May 3, 2023 — It’s been quite the day for clinical development!
I’m sharing two summary results below and a few prompt questions RE: benefits in special patient sub-populations and benefits of long-term follow up. Would love to hear your thoughts and reactions!
🧠 Eli Lilly and Company reported results that its Alzheimer’s investigational biologic donanemab showed positive results in a pivotal Phase III study. A patient sub-population saw a slow-down of cognitive decline by 35%, with the overall trial population seeing an average cognitive decline of 22%. Both are impactful results — if you’re an Alzheimer’s patient or their caregiver, you would see noticeable positive changes — but the sub-population seeing the better results (the “super-responders”) is quite intriguing. Looks like Alzheimer’s research will increasingly focus on targeted segmentation (progression stage, molecular profile, etc.), similar to what we’ve seen happen in oncology.
💡Prompt questions: It’s almost impossible (and, frankly, impractical) to collect every data element that might distinguish super-responders from non-responders in a trial. 1) How should the industry think about incorporating prospective and retrospective real-world data (e.g., medical histories) to help generate hypotheses for better understanding super-responder populations? 2) What *new* data elements (e.g., imaging, genetic sequencing, protein expression/localization) would you collect if you were to do a follow-up study on a super-responder population?
🦠GSK was granted FDA approval for its RSV vaccine today for a patient population of 60 years and older. This is an exciting development for public health, and I look forward to the Centers for Disease Control and Preventionanalysis and recommendations coming this summer. RSV infections pose significant risks for both elderly adults and children, so I look forward to how this and other RSV vaccine candidate approvals expand the patient population where these interventions are approved.

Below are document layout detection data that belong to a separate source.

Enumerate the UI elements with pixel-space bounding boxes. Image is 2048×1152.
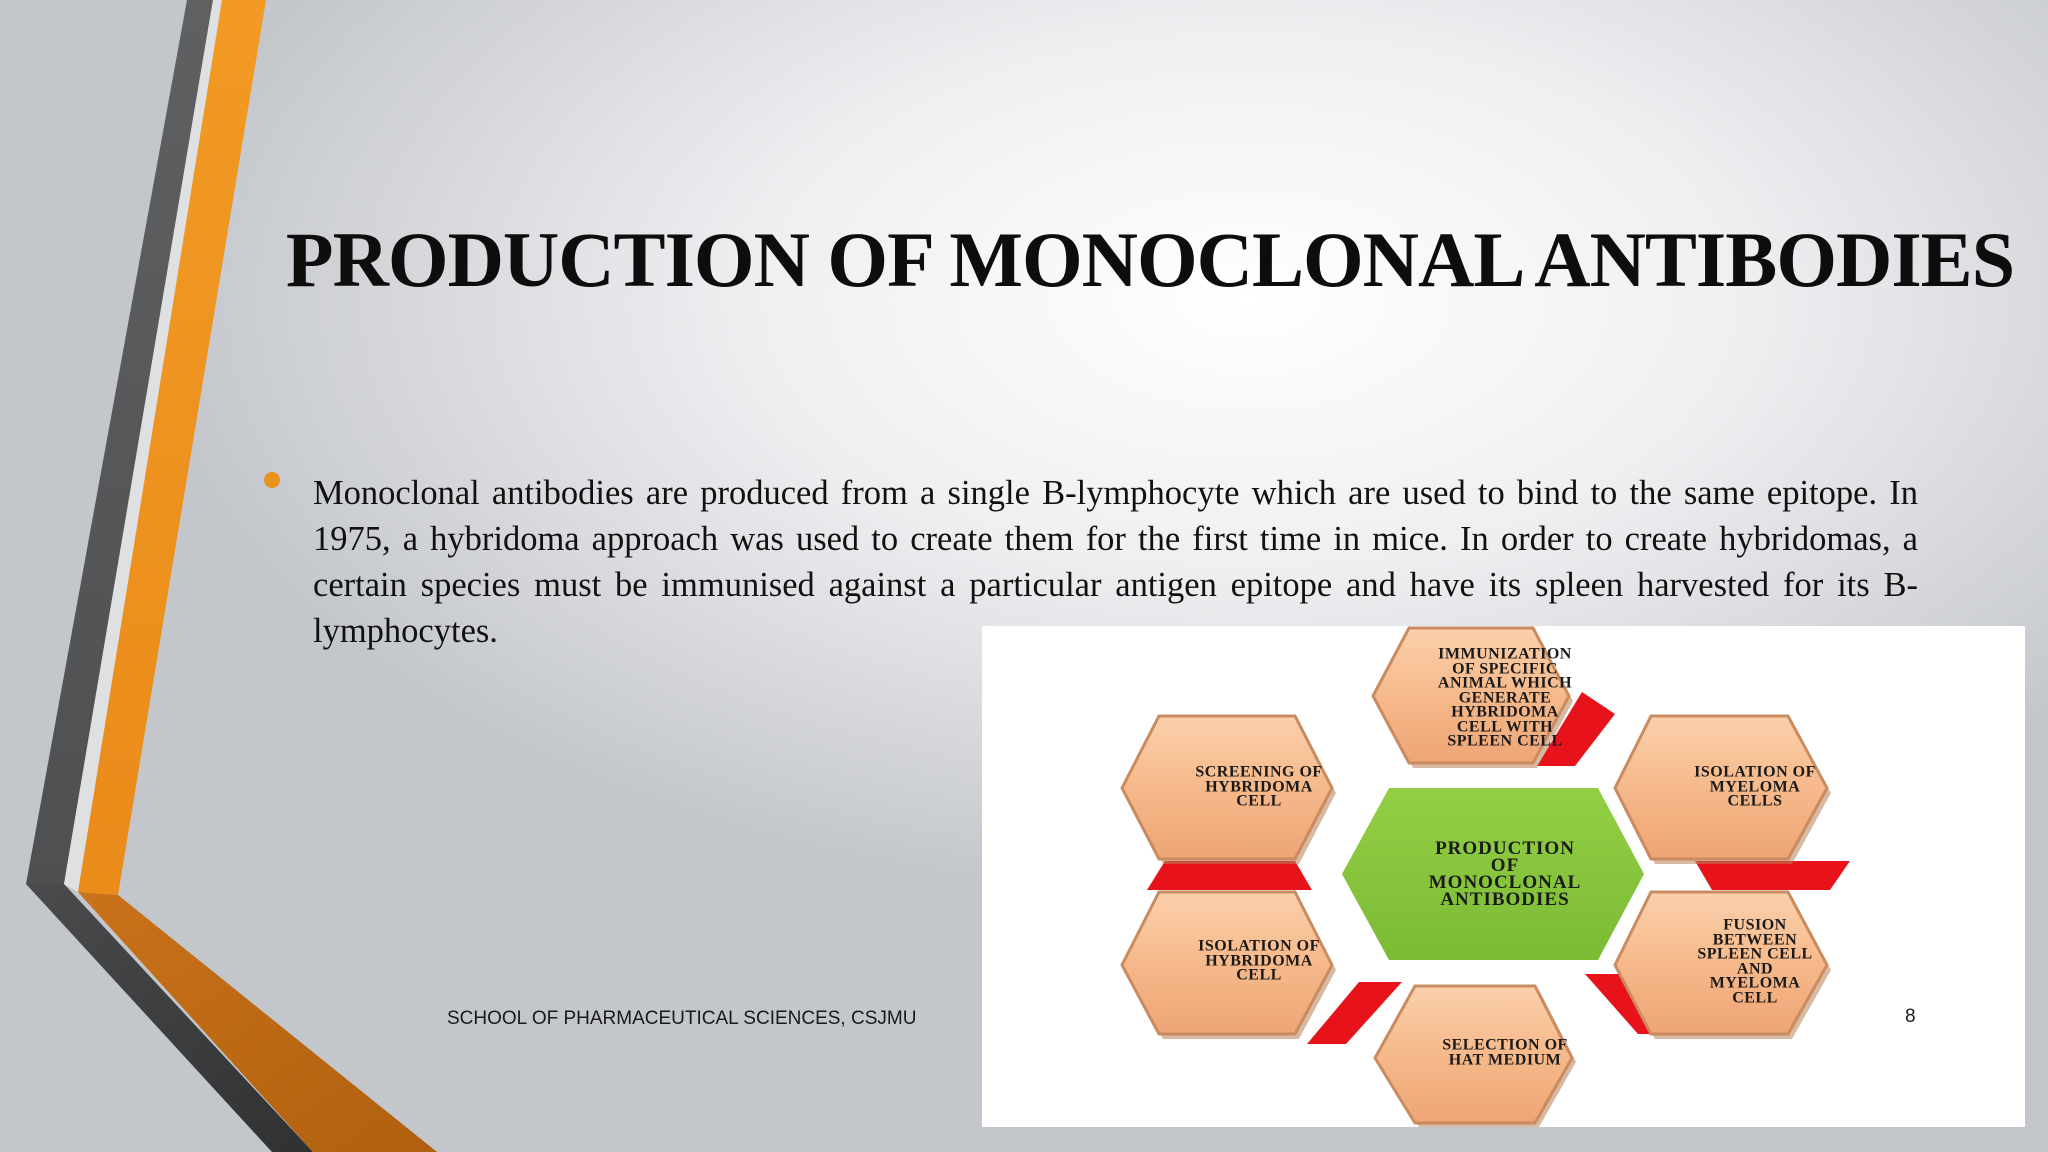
step-label-myeloma-isolation: ISOLATION OF MYELOMA CELLS	[1694, 763, 1816, 810]
connector-left	[1147, 861, 1312, 890]
center-label: PRODUCTION OF MONOCLONAL ANTIBODIES	[1428, 838, 1582, 910]
bullet-text: Monoclonal antibodies are produced from a single B-lymphocyte which are used to bind to the same epitope. In 1975, a hybridoma approach was used to create them for the first time in mice. In order to create hybridomas, a certain species must be immunised against a particular antigen epitope and have its spleen harvested for its B-lymphocytes.	[313, 474, 1918, 650]
page-number: 8	[1905, 1006, 1916, 1027]
slide-title: PRODUCTION OF MONOCLONAL ANTIBODIES	[285, 216, 2015, 303]
footer-text: SCHOOL OF PHARMACEUTICAL SCIENCES, CSJMU	[447, 1008, 917, 1029]
step-label-screening: SCREENING OF HYBRIDOMA CELL	[1195, 763, 1323, 810]
connector-right	[1695, 861, 1850, 890]
step-label-immunization: IMMUNIZATION OF SPECIFIC ANIMAL WHICH GENERATE HYBRIDOMA CELL WITH SPLEEN CELL	[1437, 645, 1573, 750]
bullet-dot	[264, 472, 280, 488]
step-label-hat-selection: SELECTION OF HAT MEDIUM	[1442, 1036, 1568, 1068]
step-label-hybridoma-isolation: ISOLATION OF HYBRIDOMA CELL	[1198, 937, 1320, 984]
light-stripe	[64, 0, 222, 892]
production-diagram	[982, 626, 2025, 1127]
step-label-fusion: FUSION BETWEEN SPLEEN CELL AND MYELOMA CELL	[1697, 916, 1813, 1006]
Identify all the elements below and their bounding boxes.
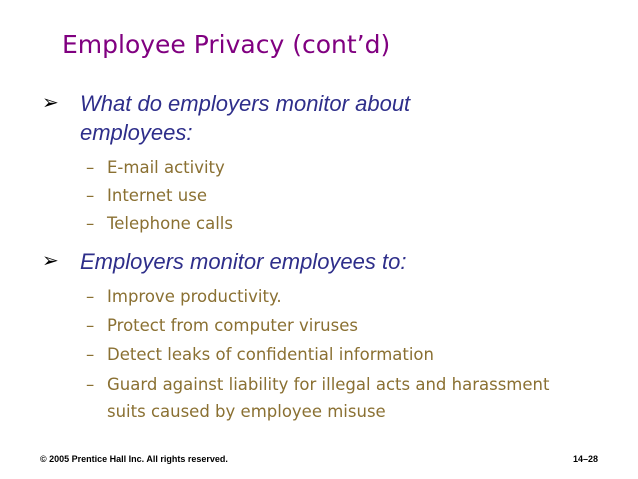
arrow-bullet-icon: ➢ xyxy=(42,92,59,114)
dash-marker: – xyxy=(86,287,95,306)
arrow-bullet-icon: ➢ xyxy=(42,250,59,272)
sub-item xyxy=(86,154,225,181)
dash-marker: – xyxy=(86,375,95,394)
sub-item-text: Detect leaks of confidential information xyxy=(107,345,434,364)
sub-item-text: Internet use xyxy=(107,186,207,205)
sub-item-text: Protect from computer viruses xyxy=(107,316,358,335)
dash-marker: – xyxy=(86,345,95,364)
sub-item xyxy=(86,210,233,237)
dash-marker: – xyxy=(86,158,95,177)
sub-item-text: Telephone calls xyxy=(107,214,233,233)
bullet-item xyxy=(42,89,472,147)
bullet-text: What do employers monitor about employees: xyxy=(80,91,411,145)
sub-item-text: Improve productivity. xyxy=(107,287,282,306)
sub-item xyxy=(86,182,207,209)
sub-item xyxy=(86,341,434,368)
bullet-text: Employers monitor employees to: xyxy=(80,249,407,274)
footer-page-number: 14–28 xyxy=(572,454,598,464)
dash-marker: – xyxy=(86,186,95,205)
sub-item-text: Guard against liability for illegal acts and harassment suits caused by employee misuse xyxy=(107,375,550,421)
sub-item xyxy=(86,283,282,310)
dash-marker: – xyxy=(86,214,95,233)
slide-title: Employee Privacy (cont’d) xyxy=(62,30,391,59)
dash-marker: – xyxy=(86,316,95,335)
sub-item xyxy=(86,371,556,425)
footer-copyright: © 2005 Prentice Hall Inc. All rights reserved. xyxy=(40,454,228,464)
bullet-item xyxy=(42,247,502,276)
sub-item xyxy=(86,312,358,339)
sub-item-text: E-mail activity xyxy=(107,158,225,177)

💡Prompt questions: 1) How do we get vaccine administration to more individuals where the intervention is approved? A certain level of vaccination will be needed to determine both long term vaccine efficacy and population level effects. 2) In a universe where more individuals are given access to RSV vaccines, I’m curious about the safety and efficacy of these vaccines in pregnant people. If a newborn can get significant protection at birth, that could be incredibly impactful for the neonatal / children population. How do we test this safely, effectively, and quickly, given pregnancy is often an exclusion criteria in trials?